Celui qui vous rendra la présente est un fort honnête homme nommé M. Tronchin, natif de Genève, qui a désiré de s’en charger et de vous saluer en passant à Utrecht, avant que de se rendre à Franeker, où il est professeur. [11][13][14]


a.

Original autographe conservé par l’Universiteit Leiden Bibliotheken (v. note [a], lettre 680) : « À Monsieur/ M. Christian Utenbogard,/ Docteur en Médecine,/ À Utrecht », sans annotation du destinataire.

1.

« voilà plusieurs mois » : lettre latine du 6 juin 1668.

2.

« Il n’a donc pas accompli la traversée {a} et ne vous a pas salué. Je vous prie pourtant instamment de faire bon accueil à cette lettre. »


  1. Par mer, de Rouen en Hollande, sans pouvoir identifier le porteur de cette lettre latine qui revint à son expéditeur.

3.

« C. » est Charles Patin, dont son père ne voulait pas écrire entièrement le nom, de peur que sa lettre ne tombât entre les mains de la police, lancée sur les traces du fuyard.

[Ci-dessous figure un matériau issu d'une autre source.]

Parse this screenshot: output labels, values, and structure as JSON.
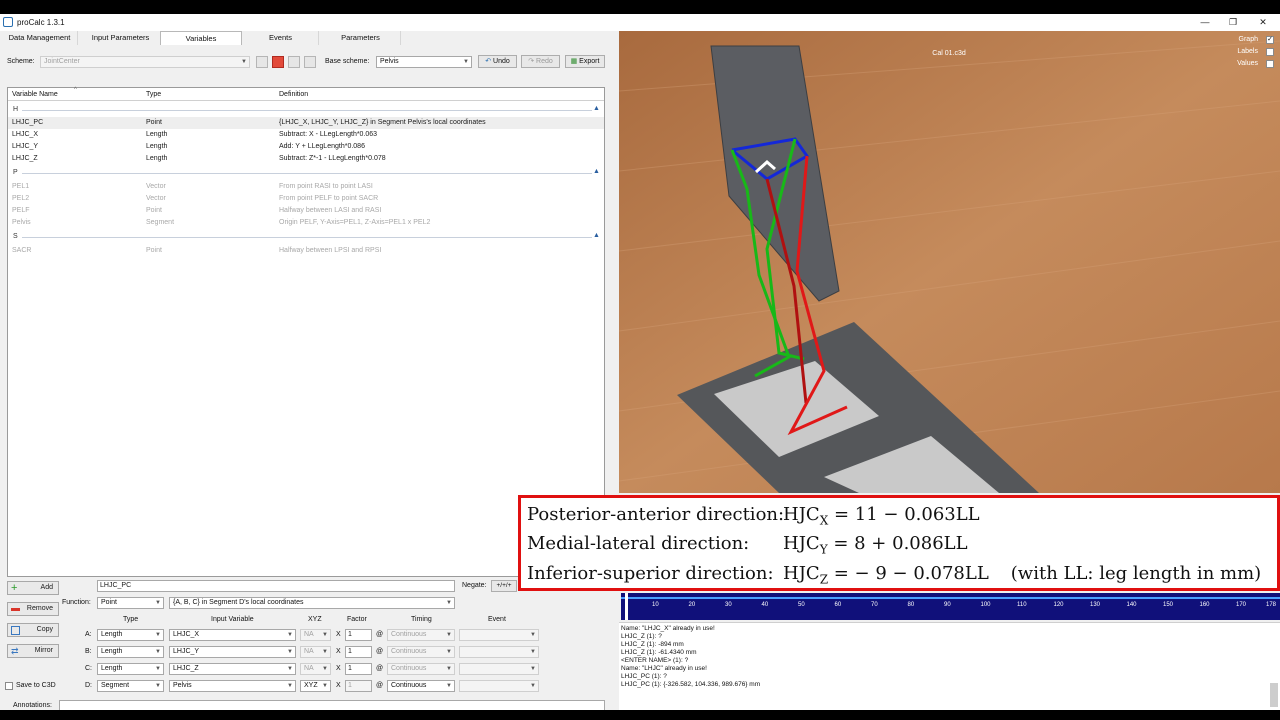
{
  "app": {
    "title": "proCalc 1.3.1"
  },
  "tabs": [
    "Data Management",
    "Input Parameters",
    "Variables",
    "Events",
    "Parameters"
  ],
  "active_tab": "Variables",
  "toolbar": {
    "scheme_label": "Scheme:",
    "scheme_value": "JointCenter",
    "base_scheme_label": "Base scheme:",
    "base_scheme_value": "Pelvis",
    "undo_label": "Undo",
    "redo_label": "Redo",
    "export_label": "Export"
  },
  "grid": {
    "headers": {
      "name": "Variable Name",
      "type": "Type",
      "definition": "Definition"
    },
    "groups": [
      {
        "label": "H",
        "rows": [
          {
            "name": "LHJC_PC",
            "type": "Point",
            "definition": "{LHJC_X, LHJC_Y, LHJC_Z} in Segment Pelvis's local coordinates",
            "selected": true,
            "dim": false
          },
          {
            "name": "LHJC_X",
            "type": "Length",
            "definition": "Subtract: X - LLegLength*0.063",
            "selected": false,
            "dim": false
          },
          {
            "name": "LHJC_Y",
            "type": "Length",
            "definition": "Add: Y + LLegLength*0.086",
            "selected": false,
            "dim": false
          },
          {
            "name": "LHJC_Z",
            "type": "Length",
            "definition": "Subtract: Z*-1 - LLegLength*0.078",
            "selected": false,
            "dim": false
          }
        ]
      },
      {
        "label": "P",
        "rows": [
          {
            "name": "PEL1",
            "type": "Vector",
            "definition": "From point RASI to point LASI",
            "selected": false,
            "dim": true
          },
          {
            "name": "PEL2",
            "type": "Vector",
            "definition": "From point PELF to point SACR",
            "selected": false,
            "dim": true
          },
          {
            "name": "PELF",
            "type": "Point",
            "definition": "Halfway between LASI and RASI",
            "selected": false,
            "dim": true
          },
          {
            "name": "Pelvis",
            "type": "Segment",
            "definition": "Origin PELF, Y-Axis=PEL1, Z-Axis=PEL1 x PEL2",
            "selected": false,
            "dim": true
          }
        ]
      },
      {
        "label": "S",
        "rows": [
          {
            "name": "SACR",
            "type": "Point",
            "definition": "Halfway between LPSI and RPSI",
            "selected": false,
            "dim": true
          }
        ]
      }
    ]
  },
  "editor": {
    "add_label": "Add",
    "remove_label": "Remove",
    "copy_label": "Copy",
    "mirror_label": "Mirror",
    "save_c3d_label": "Save to C3D",
    "name_value": "LHJC_PC",
    "negate_label": "Negate:",
    "negate_value": "+/+/+",
    "function_label": "Function:",
    "function_value": "Point",
    "function_desc": "{A, B, C} in Segment D's local coordinates",
    "col_headers": {
      "type": "Type",
      "input": "Input Variable",
      "xyz": "XYZ",
      "factor": "Factor",
      "timing": "Timing",
      "event": "Event"
    },
    "params": [
      {
        "letter": "A:",
        "type": "Length",
        "input": "LHJC_X",
        "xyz": "NA",
        "factor": "1",
        "timing": "Continuous"
      },
      {
        "letter": "B:",
        "type": "Length",
        "input": "LHJC_Y",
        "xyz": "NA",
        "factor": "1",
        "timing": "Continuous"
      },
      {
        "letter": "C:",
        "type": "Length",
        "input": "LHJC_Z",
        "xyz": "NA",
        "factor": "1",
        "timing": "Continuous"
      },
      {
        "letter": "D:",
        "type": "Segment",
        "input": "Pelvis",
        "xyz": "XYZ",
        "factor": "1",
        "timing": "Continuous"
      }
    ],
    "x_sym": "X",
    "at_sym": "@",
    "annotations_label": "Annotations:"
  },
  "viewport": {
    "file_title": "Cal 01.c3d",
    "options": [
      {
        "label": "Graph",
        "checked": true
      },
      {
        "label": "Labels",
        "checked": false
      },
      {
        "label": "Values",
        "checked": false
      }
    ]
  },
  "overlay": {
    "lines": [
      {
        "label": "Posterior-anterior direction:",
        "sym": "HJC",
        "sub": "X",
        "rhs": " = 11  −  0.063LL",
        "note": ""
      },
      {
        "label": "Medial-lateral direction:",
        "sym": "HJC",
        "sub": "Y",
        "rhs": " = 8 + 0.086LL",
        "note": ""
      },
      {
        "label": "Inferior-superior direction:",
        "sym": "HJC",
        "sub": "Z",
        "rhs": " = − 9  −  0.078LL",
        "note": "(with LL: leg length in mm)"
      }
    ]
  },
  "timeline": {
    "ticks": [
      "10",
      "20",
      "30",
      "40",
      "50",
      "60",
      "70",
      "80",
      "90",
      "100",
      "110",
      "120",
      "130",
      "140",
      "150",
      "160",
      "170",
      "178"
    ]
  },
  "console": {
    "lines": [
      "Name: \"LHJC_X\" already in use!",
      "LHJC_Z (1): ?",
      "LHJC_Z (1): -894 mm",
      "LHJC_Z (1): -61.4340 mm",
      "<ENTER NAME> (1): ?",
      "Name: \"LHJC\" already in use!",
      "LHJC_PC (1): ?",
      "LHJC_PC (1): {-326.582, 104.336, 989.676} mm"
    ]
  },
  "colors": {
    "overlay_border": "#e01010",
    "timeline_bg": "#10107a",
    "floor": "#b9784a"
  }
}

V. les lettres à André Falconet du 13 septembre 1668, du 26 avril 1669, etc. pour d’autres mentions de la pérégrination de Charles en Allemagne et dans les pays voisins (détaillée dans son Autobiographie, v. ses notes [32][50]). Près de 500 kilomètres séparent Utrecht de Francfort et Heidelberg.

4.

Petrus Augustinus Rompf a correspondu avec Guy Patin. Il était le frère aîné de Christiaen Constantijn, alors secrétaire de l’ambassade des Provinces-Unies à Paris (v. note [2], lettre 827).

5.

« physiologique et pathologique du très distingué Caspar Hofmann » : v. note [1], lettre 929, pour les Chrestomathies (Apologiæ pro Galeno libri tres… [Trois livres d’Apologie pour Galien…]) dont Guy Patin avait acquis le manuscrit en 1649, et dont il avait fini par obtenir l’impression à Lyon en 1668, après de tenaces et patients efforts.

6.

« tant la fainéantise de ceux d’ici est grande, pour ne pas dire honteuse et infâme. »

7.

« dans la distinction des causes morbifiques. »

8.
« le factotum de notre Jupiter ». Notre Jupiter était Louis xiv ; v. note [4], lettre 149, pour tapanta (que Guy Patin a ici orthographié tapanda). Guy Patin tenait Colbert pour le principal responsable de l’arrestation de son Carolus.

9.

« et qui craignent très grandement pour ce prisonnier. » V. note [3], lettre 946, pour Pierre Deschiens, principal commis de Colbert, et l’issue clémente de son procès.

10.

« Portez-vous bien, excellent homme, et aimez-moi. De Paris, le 24 octobre 1668.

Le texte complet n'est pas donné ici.